Über die Einheit der von ihm vertretenen Wissenschaft hat sich Schmoller ebenso ambivalent geäußert wie seine Kritiker und Nachfolger. Es wirkt paradox, daß er einerseits eine Ganzheit seiner Volkswirtschaftslehre behauptet, während er andererseits selbständige Einzeldisziplinen aufzählt. Als Historiker, meinen manche, habe er vorwiegend historische Tatsachen gesammelt. Bekannt ist Yorcks Vorwurf des Historismus: Er habe kein historisches System errichtet und sei nur eine »epimetheische« Natur. Rüdiger vom Bruch konzediert Schmoller, es »eignete ihm eine eher tastende Vorstellung für historische Wesenhaftigkeit«[69]. Doch sein Lob gilt Schmollers Einzelstudien. Soweit solche Urteile zutreffen, bedeuten sie, daß nicht nur Schmollers umfassender Ansatz einer interdisziplinären Erklärung des Wissenschafts- und Gesellschaftslebens sich in die Domänen der Einzelwissenschaften auflöst, sondern auch, daß innerhalb derselben keine systematische Einheit erreicht wird.
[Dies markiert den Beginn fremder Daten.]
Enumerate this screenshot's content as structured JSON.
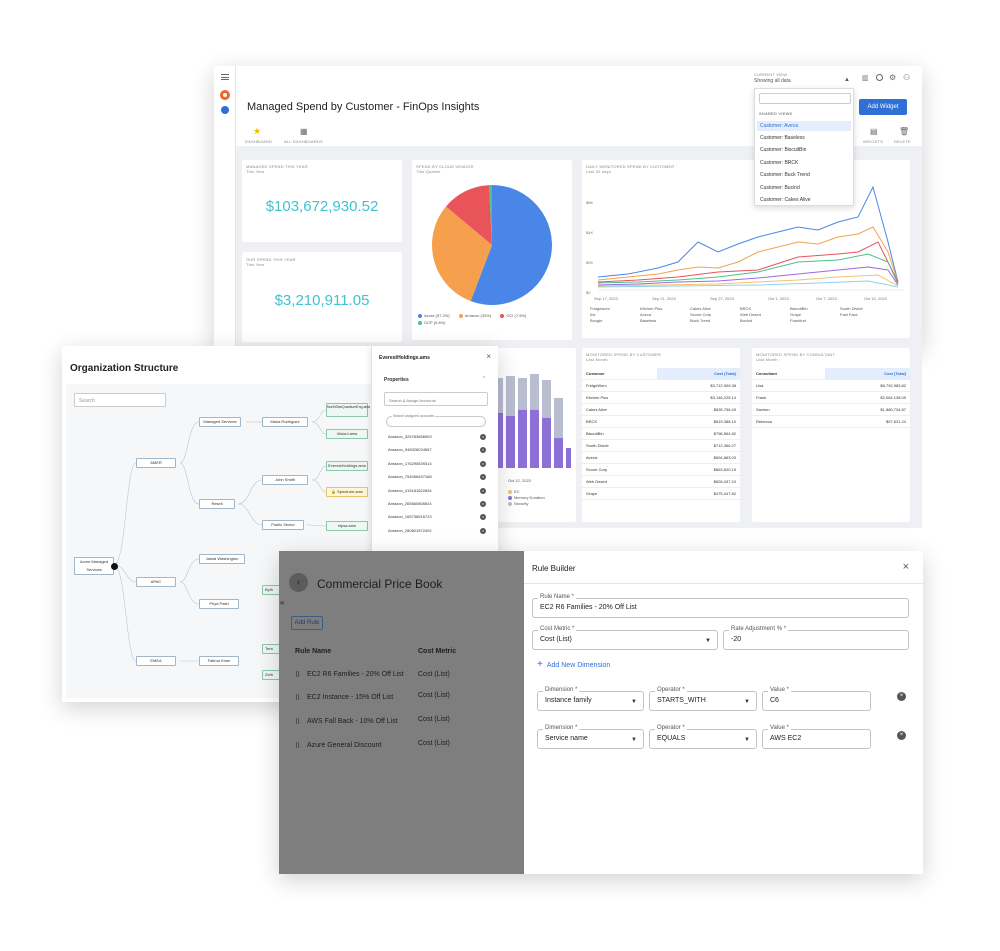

Aber Schmoller selbst hat im Grundriß geschlossenen Theorien und Systemen höchste Bedeutung für die gesellschaftliche Evolution beigemessen:

»Aus den Bruchstücken wirklicher Erkenntnis läßt sich zunächst nur durch Hypothesen und teleologische Konstruktionen ein Ganzes machen. Aber ein solches ist nötig, weil der Einheitsdrang unseres Selbstbewußtseins nur so zur Ruhe kommt, und weil nur durch geschlossene, einheitliche Systeme der menschliche Wille praktisch geleitet werden kann. Der nie ruhende Kampf dieser Systeme und Theorien hat eine kaum zu überschätzende praktische und theoretische Bedeutung; die jeweilig zur Herrschaft kommenden Theorien übernehmen die Führung in der Politik und die Umgestaltung der Gesellschaft … Die späteren Systeme und Theorien enthalten einen steigenden Anteil gesicherten Wissens neben ihren vergänglichen Bestandteilen.«[70]
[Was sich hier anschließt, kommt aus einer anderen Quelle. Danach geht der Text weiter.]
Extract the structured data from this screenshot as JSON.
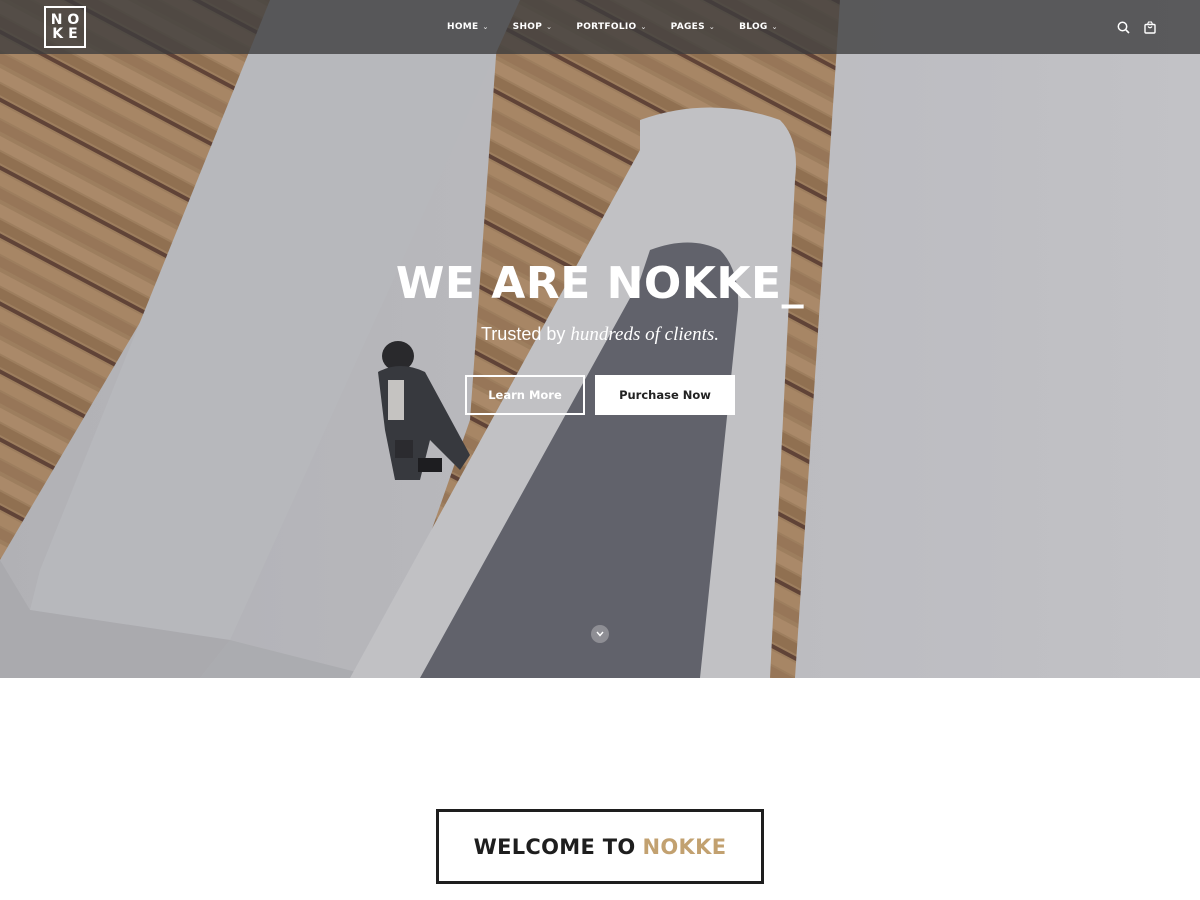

Schmoller hat sich mit mancherlei vergangenen Systemen auseinandergesetzt, die, was heute verschiedene wissenschaftliche Disziplinen sind, jeweils verschieden integrierten; er selbst geht auf die antiken Philosophen ebenso ein wie auf den englischen Empirismus und den deutschen Idealismus. Adam Smith spielt dabei möglicherweise keine so herausragende Rolle – nicht einmal als Herausforderung für den Antiklassiker Schmoller – wie wir heute vielleicht meinen könnten.

Unter den einheitsstiftenden Momenten möchte ich hier drei benennen:

  • die Psychologie der Gesellschaftssubjekte, die einen Zusammenhang zwischen dem Sozialverhalten der Subjekte und ihren wirtschaftlichen Interessen herstellt,

  • die Anschauung, die eine Gestalteinheit innerhalb einer Gesellschaft wahrnimmt und eine stilistische Verwandtschaft wirtschaftlicher und sozialer Institutionen und ihrer Ausdrucksformen behauptet, und schließlich

  • die Ethik, die empirisch von der notwendigen Kompatibilität, jedenfalls vom Spannungsfeld zwischen individuellen und gesellschaftlichen Normen ausgeht, um deren bindende Wirkung zu beschreiben.

Ich meine, daß Schmoller alle drei Gesichtspunkte zur Herstellung eines einheitlichen und doch durch eine gewisse fachliche Differenzierung geförderten Zugangs zu seinem Gegenstand nutzte. Er scheint mir aus Gründen, die auch heute Interesse verdienen, das ethische Element privilegiert zu haben. Ihm will ich mich in der folgenden Diskussion vor allem zuwenden. Einen Weg zum Verständnis des Zusammenhangs finden wir von frühen Schriften her.

Das Erbe, an dem Schmoller sich hier maß, war die deutsche Klassik, die von Dilthey 1867 als eine breite Bewegung geschildert wurde, ausgehend von Lessing und Winckelmann, gipfelnd in Goethe und Schiller, einmündend in die Philosophie, aber nicht eingeschränkt auf Kunst und Wissenschaft, sondern als kulturelle Prägung der Gesellschaft und der Individuen, weshalb Goethes Person, der zugleich den Dichter, Staatsmann, Forscher, vor allem aber einen sehr lebendigen Menschen verkörperte, ein so außerordentliches und bis heute nachwirkendes Interesse erregte:

»So erhob sich … damals … der Drang, ein neues Lebensideal zu gestalten – eine Frage nach der Bestimmung des Menschen – nach dem Gehalt eines wahrhaft wertvollen Lebens, nach echter Bildung.«[71]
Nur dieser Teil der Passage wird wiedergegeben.